Patriot was spun off from Peabody in 2007. The new company was saddled with nearly $600 million in obligations for retiree health care owed to its employees, retirees and their families. In 2008, Patriot absorbed Magnum Coal, which had been created from Arch Coal three years earlier, and its $400 million obligation for retiree health care. Last year, Patriot declared bankruptcy.

With the backing of a united labor movement, the union has waged an all-out fight to secure justice for its members, retirees and their families. Many MTD affiliates have come to the aid of the UMWA. The MTD Executive Board approved a statement of support during its February meeting.

While the workers have obtained the best settlement possible, Roberts noted that it does not provide enough resources to fulfill the promise of lifetime health care benefits that were promised to thousands of retirees through contracts with the two original companies.

“We are now able to turn our full attention to securing the lifetime health care benefits Peabody and Arch promised these retirees,” added Roberts. “If those companies thought our public effort to highlight their poor corporate citizenship was over, they will quickly find out otherwise. We’re moving into a new phase of that effort, and soon. We fully intend to hold Peabody and Arch accountable.

“It is also more critical than ever that the bipartisan legislative efforts in Congress to provide help to these retirees move forward. This settlement has not solved that problem, it has only bought us time to seek a more permanent solution.”

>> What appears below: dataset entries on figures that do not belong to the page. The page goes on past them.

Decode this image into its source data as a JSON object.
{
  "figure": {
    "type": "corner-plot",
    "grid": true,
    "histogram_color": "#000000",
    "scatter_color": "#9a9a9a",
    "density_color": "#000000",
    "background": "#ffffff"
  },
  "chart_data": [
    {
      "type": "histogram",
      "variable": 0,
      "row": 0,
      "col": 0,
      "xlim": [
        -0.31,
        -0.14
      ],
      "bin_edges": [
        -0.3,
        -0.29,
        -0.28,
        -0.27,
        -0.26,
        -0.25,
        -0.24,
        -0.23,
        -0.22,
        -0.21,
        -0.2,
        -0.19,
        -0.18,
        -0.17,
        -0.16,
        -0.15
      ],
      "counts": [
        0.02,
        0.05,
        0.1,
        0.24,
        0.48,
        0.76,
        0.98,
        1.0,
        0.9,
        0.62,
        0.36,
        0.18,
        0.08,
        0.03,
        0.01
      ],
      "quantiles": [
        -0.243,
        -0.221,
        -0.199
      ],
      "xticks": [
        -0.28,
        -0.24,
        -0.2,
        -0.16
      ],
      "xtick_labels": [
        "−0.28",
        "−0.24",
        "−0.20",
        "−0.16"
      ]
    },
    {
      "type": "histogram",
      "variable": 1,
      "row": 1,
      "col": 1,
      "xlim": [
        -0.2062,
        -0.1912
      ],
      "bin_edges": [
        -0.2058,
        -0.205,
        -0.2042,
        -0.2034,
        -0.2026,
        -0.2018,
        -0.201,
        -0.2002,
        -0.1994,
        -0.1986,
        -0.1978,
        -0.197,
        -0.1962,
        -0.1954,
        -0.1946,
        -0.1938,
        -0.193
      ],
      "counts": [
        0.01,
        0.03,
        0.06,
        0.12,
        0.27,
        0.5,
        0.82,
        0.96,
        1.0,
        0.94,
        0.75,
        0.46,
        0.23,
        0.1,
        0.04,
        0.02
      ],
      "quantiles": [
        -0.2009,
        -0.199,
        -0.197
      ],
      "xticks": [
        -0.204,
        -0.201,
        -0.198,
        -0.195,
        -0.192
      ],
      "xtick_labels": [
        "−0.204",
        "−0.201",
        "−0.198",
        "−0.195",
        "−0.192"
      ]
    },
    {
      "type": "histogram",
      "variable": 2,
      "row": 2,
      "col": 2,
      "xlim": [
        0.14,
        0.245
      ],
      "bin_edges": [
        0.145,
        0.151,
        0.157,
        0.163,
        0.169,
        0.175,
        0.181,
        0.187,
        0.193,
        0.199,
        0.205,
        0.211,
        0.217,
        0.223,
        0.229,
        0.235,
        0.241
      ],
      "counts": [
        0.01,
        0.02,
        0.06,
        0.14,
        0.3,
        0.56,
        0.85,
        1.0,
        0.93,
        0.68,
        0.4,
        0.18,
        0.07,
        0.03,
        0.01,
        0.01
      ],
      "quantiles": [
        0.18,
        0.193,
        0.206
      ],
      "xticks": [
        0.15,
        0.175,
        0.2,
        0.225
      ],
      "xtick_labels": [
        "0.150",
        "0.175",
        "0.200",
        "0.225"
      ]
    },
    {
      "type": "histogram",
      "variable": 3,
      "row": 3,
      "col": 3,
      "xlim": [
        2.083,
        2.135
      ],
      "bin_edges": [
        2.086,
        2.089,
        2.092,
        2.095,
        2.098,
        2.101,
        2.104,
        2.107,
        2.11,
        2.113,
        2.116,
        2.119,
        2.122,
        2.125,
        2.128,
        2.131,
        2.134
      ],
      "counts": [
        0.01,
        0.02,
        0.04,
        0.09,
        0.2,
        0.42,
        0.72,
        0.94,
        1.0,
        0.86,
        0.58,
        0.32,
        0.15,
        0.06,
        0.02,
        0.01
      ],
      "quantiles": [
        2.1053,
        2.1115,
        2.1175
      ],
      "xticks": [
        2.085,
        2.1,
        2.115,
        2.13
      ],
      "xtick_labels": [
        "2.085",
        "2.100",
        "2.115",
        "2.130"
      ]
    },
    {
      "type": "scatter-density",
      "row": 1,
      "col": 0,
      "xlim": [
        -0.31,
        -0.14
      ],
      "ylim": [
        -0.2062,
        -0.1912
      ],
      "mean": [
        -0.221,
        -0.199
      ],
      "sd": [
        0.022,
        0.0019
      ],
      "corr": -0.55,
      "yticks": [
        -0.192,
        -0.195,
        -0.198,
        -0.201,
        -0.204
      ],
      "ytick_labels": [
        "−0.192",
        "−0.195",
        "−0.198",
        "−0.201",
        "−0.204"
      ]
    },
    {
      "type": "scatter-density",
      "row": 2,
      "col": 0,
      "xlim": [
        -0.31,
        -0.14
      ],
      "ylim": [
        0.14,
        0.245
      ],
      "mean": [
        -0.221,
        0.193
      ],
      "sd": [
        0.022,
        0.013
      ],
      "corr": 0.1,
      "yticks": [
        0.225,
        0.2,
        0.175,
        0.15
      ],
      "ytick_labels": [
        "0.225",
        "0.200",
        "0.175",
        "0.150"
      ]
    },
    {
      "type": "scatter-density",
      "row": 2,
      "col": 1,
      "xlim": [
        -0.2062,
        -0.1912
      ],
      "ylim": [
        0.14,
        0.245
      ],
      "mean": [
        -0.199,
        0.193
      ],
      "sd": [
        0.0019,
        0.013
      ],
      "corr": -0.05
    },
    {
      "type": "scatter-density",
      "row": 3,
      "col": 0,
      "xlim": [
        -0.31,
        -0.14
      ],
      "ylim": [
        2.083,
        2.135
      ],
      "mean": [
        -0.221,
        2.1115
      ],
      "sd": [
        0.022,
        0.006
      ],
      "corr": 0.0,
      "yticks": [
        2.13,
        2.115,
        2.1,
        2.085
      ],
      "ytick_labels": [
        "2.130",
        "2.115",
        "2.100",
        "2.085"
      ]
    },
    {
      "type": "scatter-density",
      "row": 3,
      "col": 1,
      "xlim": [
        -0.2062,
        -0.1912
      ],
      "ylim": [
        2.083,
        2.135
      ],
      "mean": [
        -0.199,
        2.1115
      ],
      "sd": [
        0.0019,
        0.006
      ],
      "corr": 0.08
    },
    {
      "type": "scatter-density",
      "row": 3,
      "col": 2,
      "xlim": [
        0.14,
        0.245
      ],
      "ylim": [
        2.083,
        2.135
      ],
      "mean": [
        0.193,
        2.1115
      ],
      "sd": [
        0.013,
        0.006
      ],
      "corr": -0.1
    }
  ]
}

Alluding to labor-backed legislation introduced by Sen. Jay Rockefeller (D-WV) to deal with the problem of retiree benefits, Roberts declared, “The clock is now ticking towards a day when the funding we have been able to secure for retiree health care benefits will run out. It would be unconscionable to leave these senior citizens hanging, wondering if they will be again thrust into the uncertainty they have endured the last 13 months. I urge our friends in Congress on both sides of the aisle to move as fast as they can to renew the government’s promise to these retirees, their dependents and widows.”